Menurutnya, alih-alih terus berupaya mengejar pesaing seperti Domino’s Pizza, manajemen dapat lebih fokus mengembangkan jaringan waralaba dan memperkuat fondasi bisnis.

Pada 2025, penjualan Pizza Hut tercatat turun 2 persen. Beberapa bulan kemudian, tepatnya pada November, Yum! Brands mulai mengevaluasi berbagai opsi strategis untuk merek tersebut. Memasuki Februari, perusahaan induk bahkan mengumumkan rencana penutupan sekitar 250 gerai dari hampir 19.974 lokasi Pizza Hut yang beroperasi di Amerika Serikat.

Tantangan di Era Layanan Antar

Perubahan perilaku konsumen turut menjadi tantangan besar bagi Pizza Hut. Jaringan restoran yang selama puluhan tahun mengandalkan konsep makan di tempat kini menghadapi kenyataan bahwa semakin banyak pelanggan memilih layanan pesan antar.

Bahkan ketika permintaan pizza meningkat selama pandemi Covid-19 pada 2020, Pizza Hut tetap menutup sekitar 300 gerai di Amerika Serikat.

Situasi tersebut semakin kompleks dengan pertumbuhan platform pengiriman makanan seperti [DoorDash]dan [Uber Eats]. Kehadiran berbagai aplikasi itu membuat konsumen memiliki akses yang jauh lebih luas terhadap beragam pilihan kuliner, tidak hanya pizza.

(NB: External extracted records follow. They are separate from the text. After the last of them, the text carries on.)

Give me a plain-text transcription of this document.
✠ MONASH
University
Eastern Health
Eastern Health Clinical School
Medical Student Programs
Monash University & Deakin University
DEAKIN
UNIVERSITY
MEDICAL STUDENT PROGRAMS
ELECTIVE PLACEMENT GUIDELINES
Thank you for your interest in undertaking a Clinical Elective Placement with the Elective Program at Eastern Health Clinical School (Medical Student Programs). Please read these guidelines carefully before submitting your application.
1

Haller menilai pelanggan yang menjadi target utama Pizza Hut kini cenderung memilih restoran lokal atau langsung memesan dari merek yang identik dengan layanan cepat dan praktis seperti Domino’s.

Domino’s Tunjukkan Kinerja Berbeda

Meski demikian, Haller menegaskan bahwa tantangan yang dihadapi Pizza Hut tidak sepenuhnya mencerminkan kondisi industri pizza secara keseluruhan. Ia menunjuk kinerja Domino’s yang justru membukukan pertumbuhan penjualan gerai sejenis sebesar 3 persen pada tahun lalu.

Menurutnya, keberhasilan Domino’s berasal dari kemampuannya membangun loyalitas pelanggan dan mempertahankan identitas sebagai penyedia pizza yang cepat, mudah, dan praktis.

Dengan melepas bisnis Pizza Hut, Yum! Brands kini dapat memusatkan sumber dayanya pada dua merek andalan lainnya, yakni Taco Bell dan KFC, yang saat ini menjadi pendorong utama pertumbuhan perusahaan.